Isabelle Burrows is a third-year Humanities Major at Simon Fraser University.

Do you have any research interests? What are they?

I’m interested in any piece of history that illuminates some aspect of life in the past, which is probably why I love studying literature and art. The connection to individual experiences of beauty, humour, and tragedy I can find in works of art and writing from all eras of history has kept me engaged in research on these topics for years. Recently, my interest in women’s contributions to art have led me to investigate the lives of Swedish modernist Hilma af Klint, French court painter Elisabeth Vig e-Lebrun, and Italian artist Artemisia Gentileschi.

How did you get involved with the WPHP? 

My lifelong love of Jane Austen led me to Michelle’s Austen class last summer. The only problem with that class was that it was too short, so when Michelle emailed me over the winter break to ask if I’d be interested in working on a project dedicated to recording works by other literary women of the 18th and 19th centuries, of course I said yes.

Do you have a favourite entry that you’ve worked on? What is it/why?

Every time I look through the WPHP database, I find a new title that catches my attention. Some of the more amusing works I’ve encountered include Bread of Deceit, Journal of  young Lady’s Tour…Written Hastily on the Road as Circumstances Arose, and Agnes, the little girl who promised everything and performed nothing, which I took as a personal attack sent to me from the past.

What is something surprising that you’ve learned while working on the WPHP?

I was surprised to see the number of women involved in the print and publishing trades. Before I started working on the WPHP, I had studied female authors from many time periods, but I had never considered how much women were involved in all the roles of the literature industry.

What is your hometown?

Technically, I was born in Oregon, but I’ve lived in Vancouver my whole life.

Do you have any pets?

Yes, one spaniel named Licorice.

What do you do for fun when you aren’t working on the WPHP?

Most of the activities I do for fun are products of the same interests that drew me to the WPHP—that is, engaging with art and material culture from history. Studying artists from the past helps me improve my own drawing and painting, and I also enjoy researching and recreating items of clothing from the past.
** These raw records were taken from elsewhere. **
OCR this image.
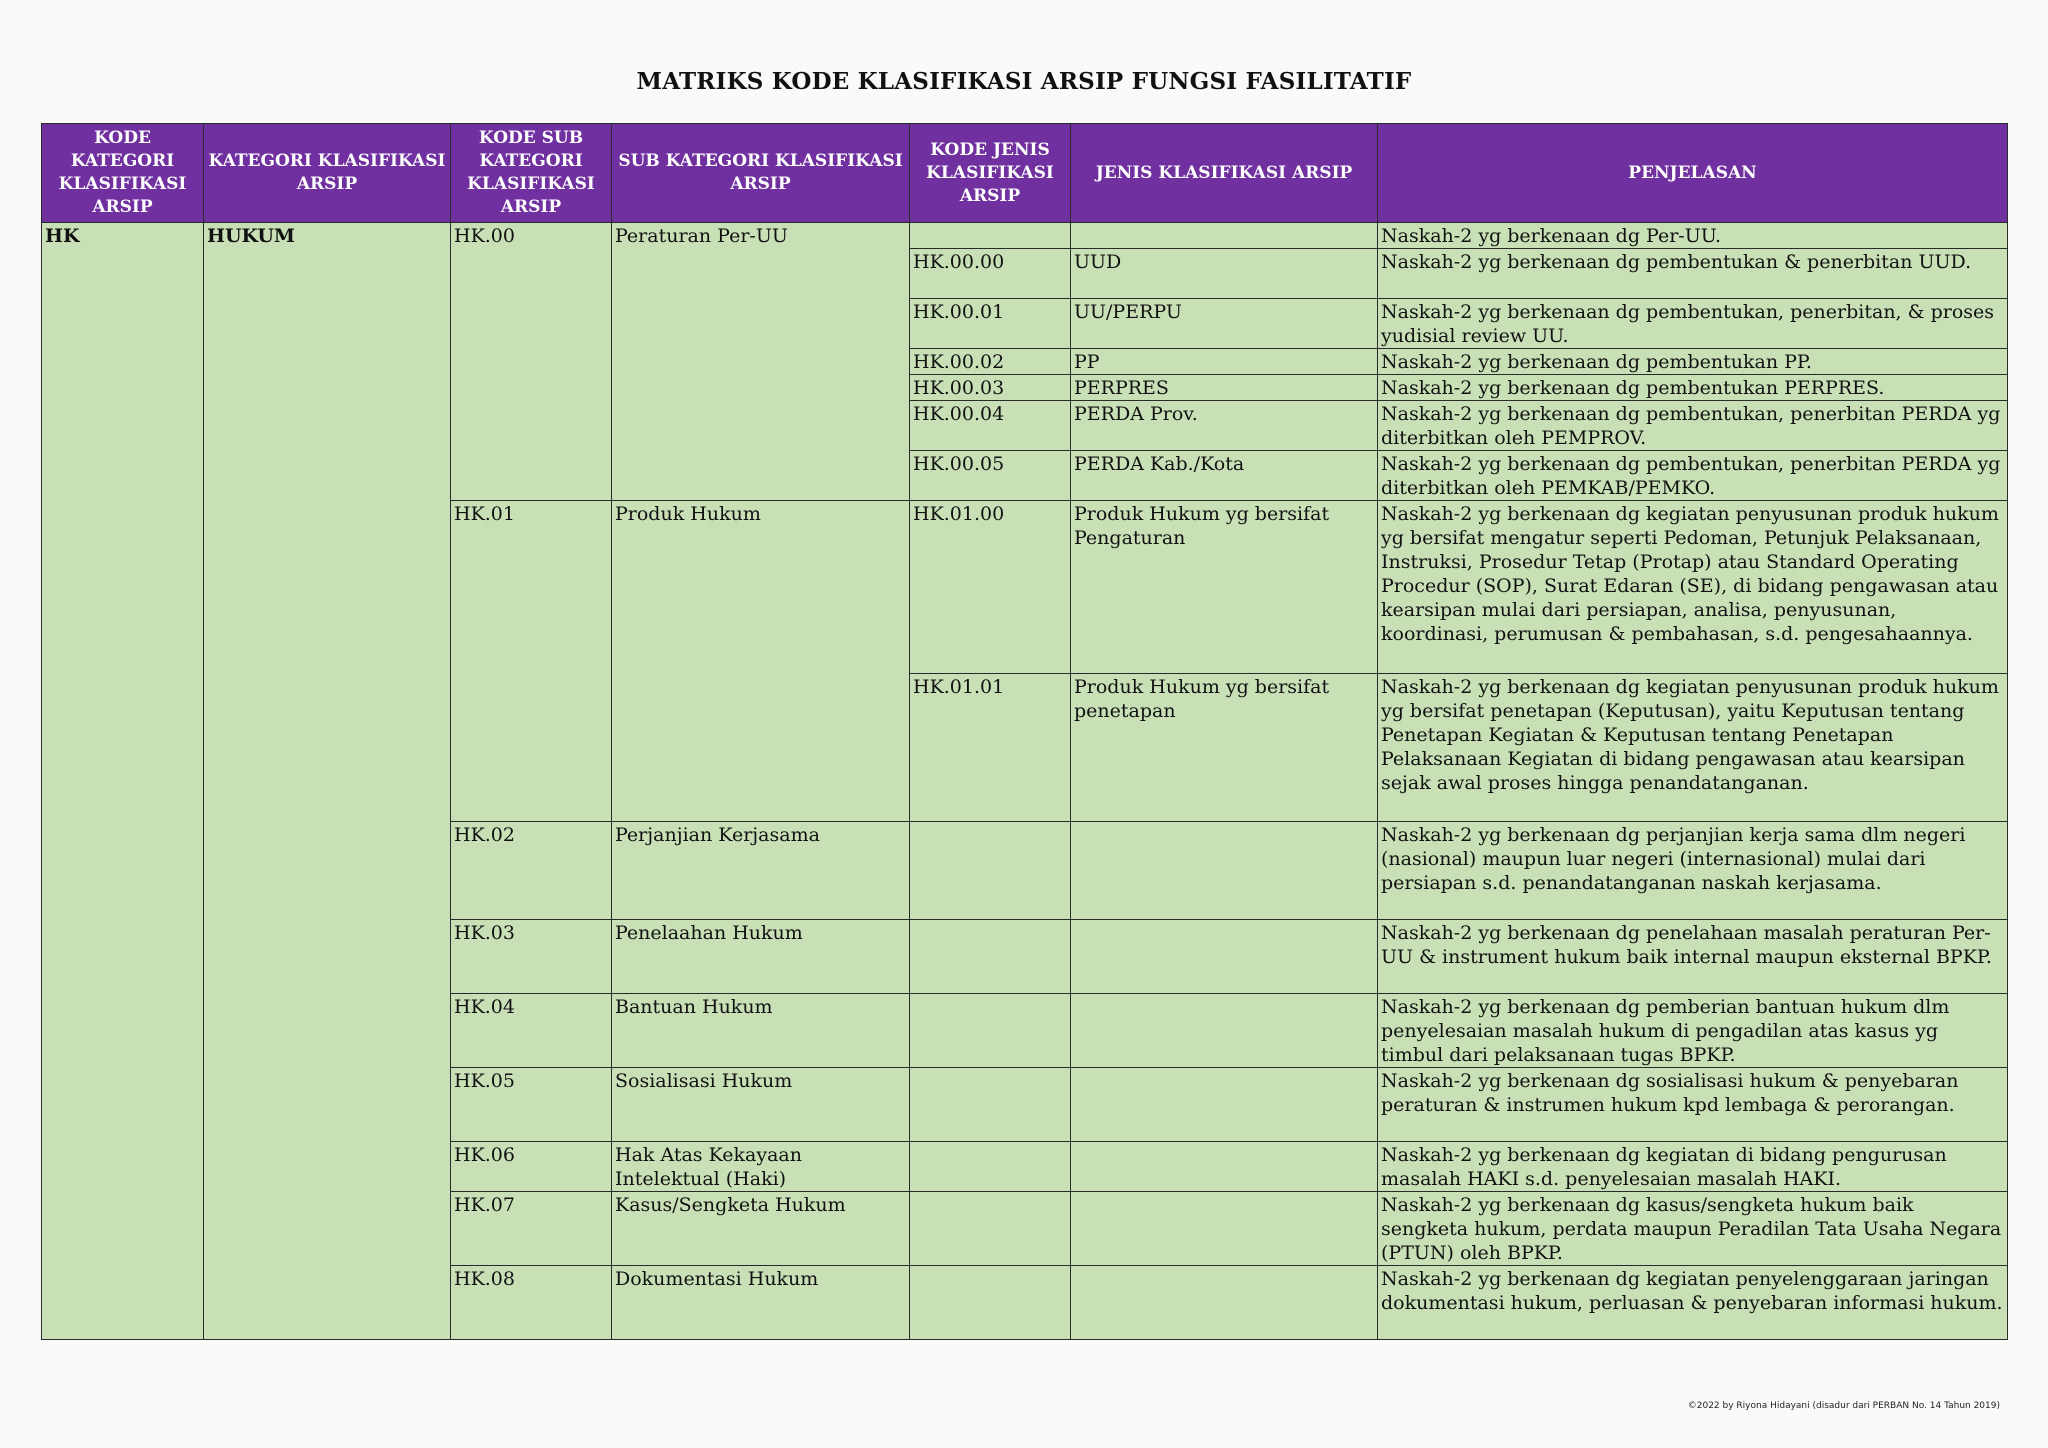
MATRIKS KODE KLASIFIKASI ARSIP FUNGSI FASILITATIF
KODE KATEGORI KLASIFIKASI ARSIP	KATEGORI KLASIFIKASI ARSIP	KODE SUB KATEGORI KLASIFIKASI ARSIP	SUB KATEGORI KLASIFIKASI ARSIP	KODE JENIS KLASIFIKASI ARSIP	JENIS KLASIFIKASI ARSIP	PENJELASAN
HK	HUKUM	HK.00	Peraturan Per-UU			Naskah-2 yg berkenaan dg Per-UU.
				HK.00.00	UUD	Naskah-2 yg berkenaan dg pembentukan & penerbitan UUD.
				HK.00.01	UU/PERPU	Naskah-2 yg berkenaan dg pembentukan, penerbitan, & proses yudisial review UU.
				HK.00.02	PP	Naskah-2 yg berkenaan dg pembentukan PP.
				HK.00.03	PERPRES	Naskah-2 yg berkenaan dg pembentukan PERPRES.
				HK.00.04	PERDA Prov.	Naskah-2 yg berkenaan dg pembentukan, penerbitan PERDA yg diterbitkan oleh PEMPROV.
				HK.00.05	PERDA Kab./Kota	Naskah-2 yg berkenaan dg pembentukan, penerbitan PERDA yg diterbitkan oleh PEMKAB/PEMKO.
		HK.01	Produk Hukum	HK.01.00	Produk Hukum yg bersifat Pengaturan	Naskah-2 yg berkenaan dg kegiatan penyusunan produk hukum yg bersifat mengatur seperti Pedoman, Petunjuk Pelaksanaan, Instruksi, Prosedur Tetap (Protap) atau Standard Operating Procedur (SOP), Surat Edaran (SE), di bidang pengawasan atau kearsipan mulai dari persiapan, analisa, penyusunan, koordinasi, perumusan & pembahasan, s.d. pengesahaannya.
				HK.01.01	Produk Hukum yg bersifat penetapan	Naskah-2 yg berkenaan dg kegiatan penyusunan produk hukum yg bersifat penetapan (Keputusan), yaitu Keputusan tentang Penetapan Kegiatan & Keputusan tentang Penetapan Pelaksanaan Kegiatan di bidang pengawasan atau kearsipan sejak awal proses hingga penandatanganan.
		HK.02	Perjanjian Kerjasama			Naskah-2 yg berkenaan dg perjanjian kerja sama dlm negeri (nasional) maupun luar negeri (internasional) mulai dari persiapan s.d. penandatanganan naskah kerjasama.
		HK.03	Penelaahan Hukum			Naskah-2 yg berkenaan dg penelahaan masalah peraturan Per-UU & instrument hukum baik internal maupun eksternal BPKP.
		HK.04	Bantuan Hukum			Naskah-2 yg berkenaan dg pemberian bantuan hukum dlm penyelesaian masalah hukum di pengadilan atas kasus yg timbul dari pelaksanaan tugas BPKP.
		HK.05	Sosialisasi Hukum			Naskah-2 yg berkenaan dg sosialisasi hukum & penyebaran peraturan & instrumen hukum kpd lembaga & perorangan.
		HK.06	Hak Atas Kekayaan Intelektual (Haki)			Naskah-2 yg berkenaan dg kegiatan di bidang pengurusan masalah HAKI s.d. penyelesaian masalah HAKI.
		HK.07	Kasus/Sengketa Hukum			Naskah-2 yg berkenaan dg kasus/sengketa hukum baik sengketa hukum, perdata maupun Peradilan Tata Usaha Negara (PTUN) oleh BPKP.
		HK.08	Dokumentasi Hukum			Naskah-2 yg berkenaan dg kegiatan penyelenggaraan jaringan dokumentasi hukum, perluasan & penyebaran informasi hukum.
©2022 by Riyona Hidayani (disadur dari PERBAN No. 14 Tahun 2019)
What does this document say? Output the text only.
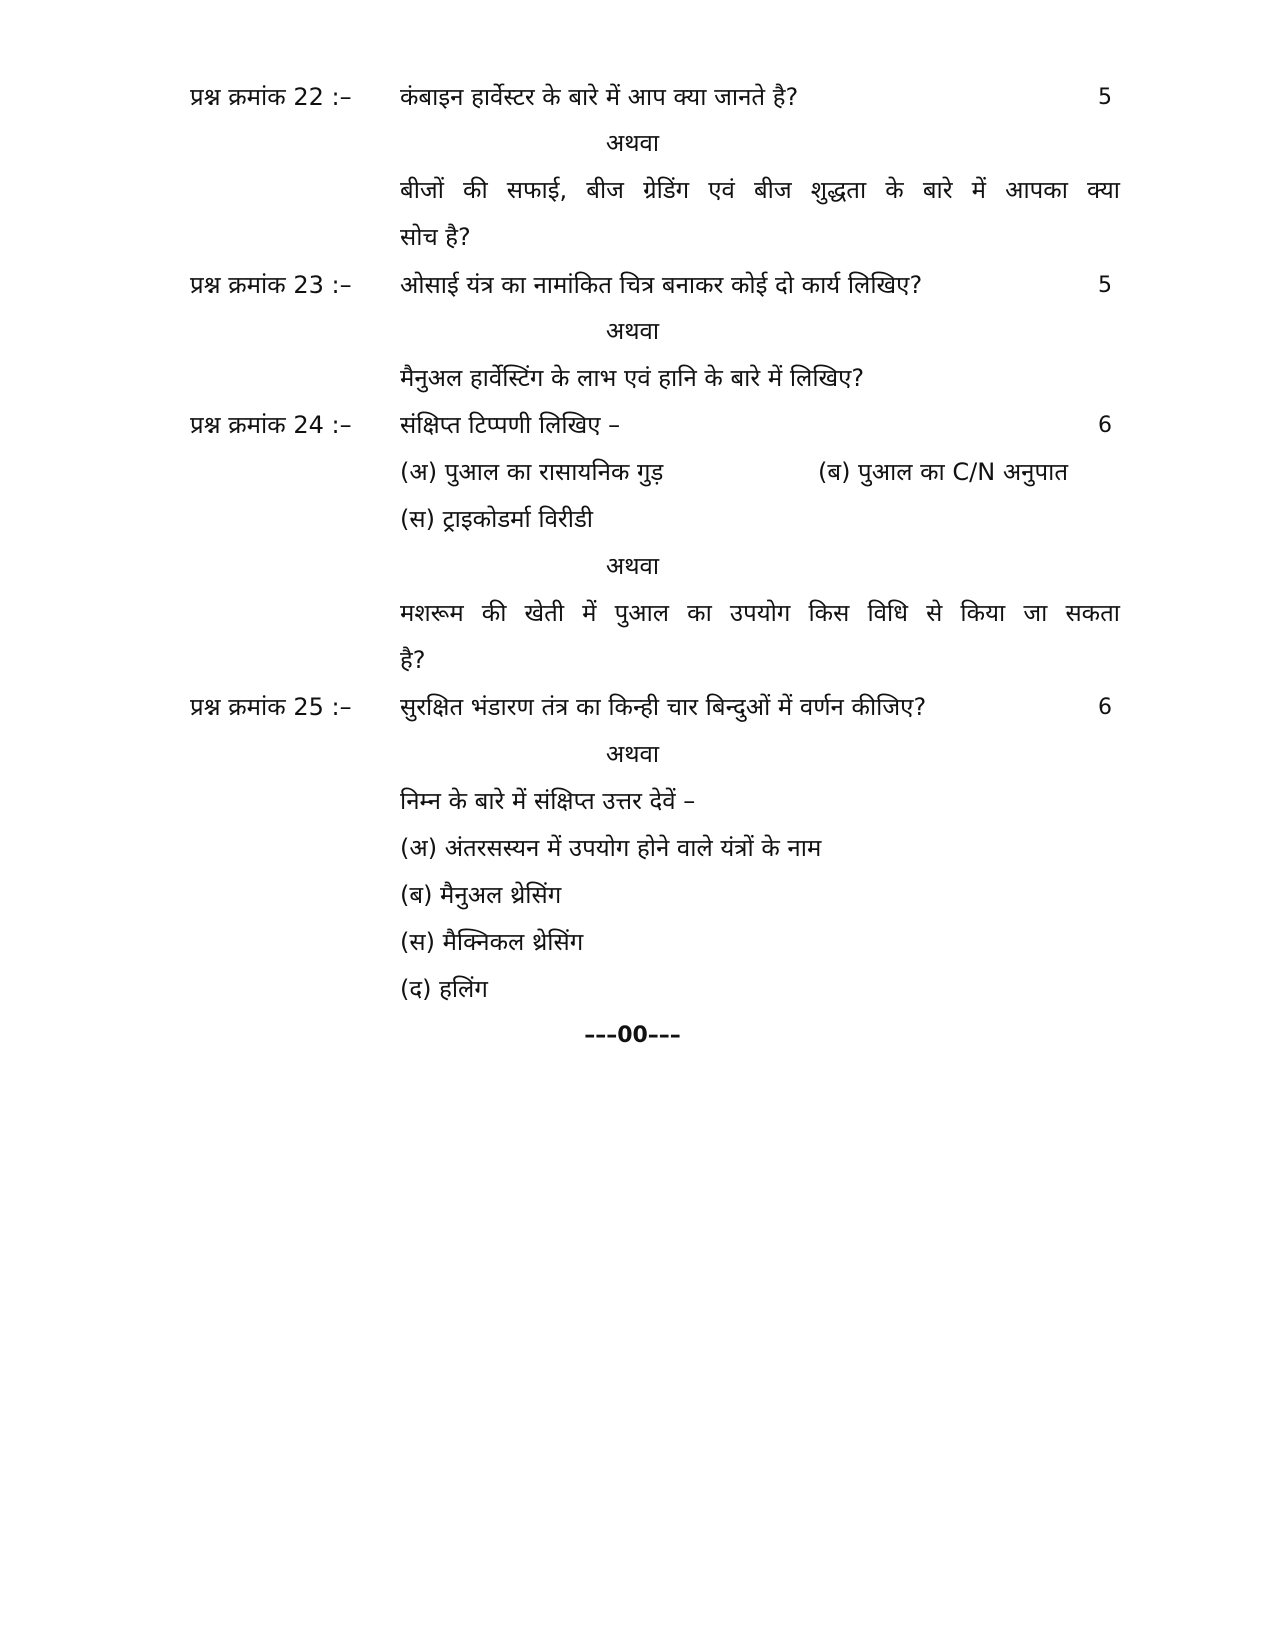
प्रश्न क्रमांक 22 :– कंबाइन हार्वेस्टर के बारे में आप क्या जानते है?	5
अथवा
बीजों की सफाई, बीज ग्रेडिंग एवं बीज शुद्धता के बारे में आपका क्या
सोच है?
प्रश्न क्रमांक 23 :– ओसाई यंत्र का नामांकित चित्र बनाकर कोई दो कार्य लिखिए?	5
अथवा
मैनुअल हार्वेस्टिंग के लाभ एवं हानि के बारे में लिखिए?
प्रश्न क्रमांक 24 :– संक्षिप्त टिप्पणी लिखिए –	6
(अ) पुआल का रासायनिक गुड़	(ब) पुआल का C/N अनुपात
(स) ट्राइकोडर्मा विरीडी
अथवा
मशरूम की खेती में पुआल का उपयोग किस विधि से किया जा सकता
है?
प्रश्न क्रमांक 25 :– सुरक्षित भंडारण तंत्र का किन्ही चार बिन्दुओं में वर्णन कीजिए?	6
अथवा
निम्न के बारे में संक्षिप्त उत्तर देवें –
(अ) अंतरसस्यन में उपयोग होने वाले यंत्रों के नाम
(ब) मैनुअल थ्रेसिंग
(स) मैक्निकल थ्रेसिंग
(द) हलिंग
–––00–––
What is your favourite book and/or film?

Like most literature students, I find this an impossible question to answer. However, if I had to narrow my list down, I would suggest Memoirs of a Breton Peasant by Jean-Marie Deguignet, the stranger-than-fiction journals of the titular Breton peasant whose cynical voice narrates his time in the French army, his conversion to socialism, and his dreams of establishing an apiary.  Since I can’t restrict myself to just one title, I’ll also include Maurice by EM Forster, a coming-of-age story of the Edwardian period whose emotional impact hasn’t lost its punch in 118 years.